Connecting to Hadoop Distributed File System (HDFS)

This section contains an overview of Hadoop Distributed File System (HDFS).

General information

Field Description
Data source Hadoop Distributed File System (HDFS)
Supported versions N/A
Connection string hdfs://
Packaged?

Yes

Certified?

Yes

Supported features
Analyze data

Yes

Archive breaking records

No

Estimate job

Yes

Pushdown

No

Processing capabilities
Spark agent

Yes

Yarn agent

Yes

Minimum user permissions

In order for Collibra DQ to access your HDFS bucket, you need the following permissions.

  • Read access to the path in your HDFS connection.

Recommended and required connection properties

Required Connection Property Type Value

Yes

Name Text The unique name of your connection. Do not use spaces in your connection name and only use valid characters.

Yes

Connection URL String

The connection string path of your HDFS connection. The path must start with hdfs:// and point to the root bucket, not a sub-folder.
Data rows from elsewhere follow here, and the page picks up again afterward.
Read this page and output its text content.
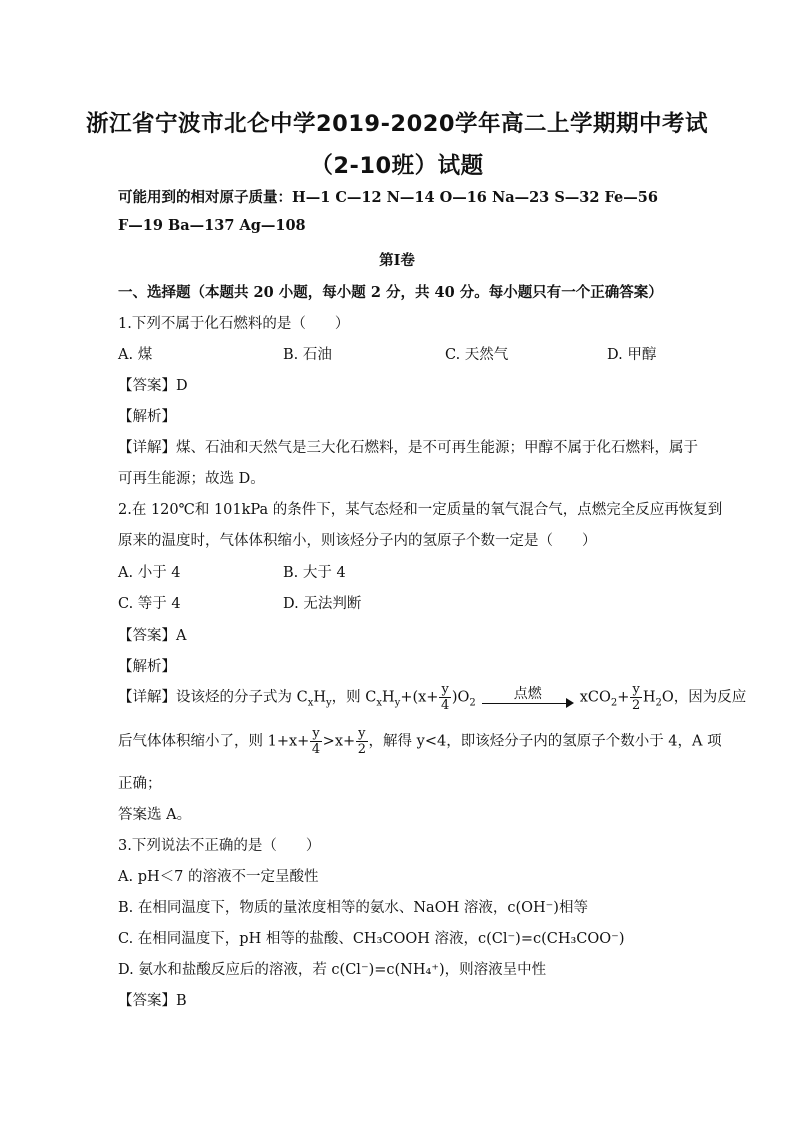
浙江省宁波市北仑中学2019-2020学年高二上学期期中考试
（2-10班）试题
可能用到的相对原子质量：H—1 C—12 N—14 O—16 Na—23 S—32 Fe—56
F—19 Ba—137 Ag—108
第I卷
一、选择题（本题共 20 小题，每小题 2 分，共 40 分。每小题只有一个正确答案）
1.下列不属于化石燃料的是（　　）
A. 煤	B. 石油	C. 天然气	D. 甲醇
【答案】D
【解析】
【详解】煤、石油和天然气是三大化石燃料，是不可再生能源；甲醇不属于化石燃料，属于
可再生能源；故选 D。
2.在 120℃和 101kPa 的条件下，某气态烃和一定质量的氧气混合气，点燃完全反应再恢复到
原来的温度时，气体体积缩小，则该烃分子内的氢原子个数一定是（　　）
A. 小于 4	B. 大于 4
C. 等于 4	D. 无法判断
【答案】A
【解析】
【详解】设该烃的分子式为 $C_xH_y$，则 $C_xH_y+(x+ \frac{y}{4} )O_2$
点燃	$xCO_2+ \frac{y}{2} H_2O$，因为反应
后气体体积缩小了，则 $1+x+ \frac{y}{4} >x+ \frac{y}{2}$ ，解得 y<4，即该烃分子内的氢原子个数小于 4，A 项
正确；
答案选 A。
3.下列说法不正确的是（　　）
A. pH＜7 的溶液不一定呈酸性
B. 在相同温度下，物质的量浓度相等的氨水、NaOH 溶液，c(OH⁻)相等
C. 在相同温度下，pH 相等的盐酸、CH₃COOH 溶液，c(Cl⁻)=c(CH₃COO⁻)
D. 氨水和盐酸反应后的溶液，若 c(Cl⁻)=c(NH₄⁺)，则溶液呈中性
【答案】B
Example hdfs://<name node>:8020/

Yes

Target Agent Option The Agent used to submit your DQ Jobs.

Yes

Auth Type Option

The method to authenticate your connection.

Note The configuration requirements are different depending on the Auth Type you select. See Authentication for more details on available authentication types.

Yes

Save Credentials Option Select this option after you enter your connection details.

No

Properties String

The configurable driver properties for your connection. Multiple properties must be comma delimited. For example, abc=123,test=true

To ensure that your remote procedures are secure within Collibra DQ, we recommend defining the following driver property:

hadoop.rpc.protection=privacy

Authentication

Select an authentication type from the dropdown menu. The options available in the dropdown menu are the currently supported authentication types for this data source.

Field Description
Principal The service principal used to let Collibra DQ access your connection.

Key

The keytab used to authorize your connection.
TGT

The Ticket Granting Ticket used to authorize your connection.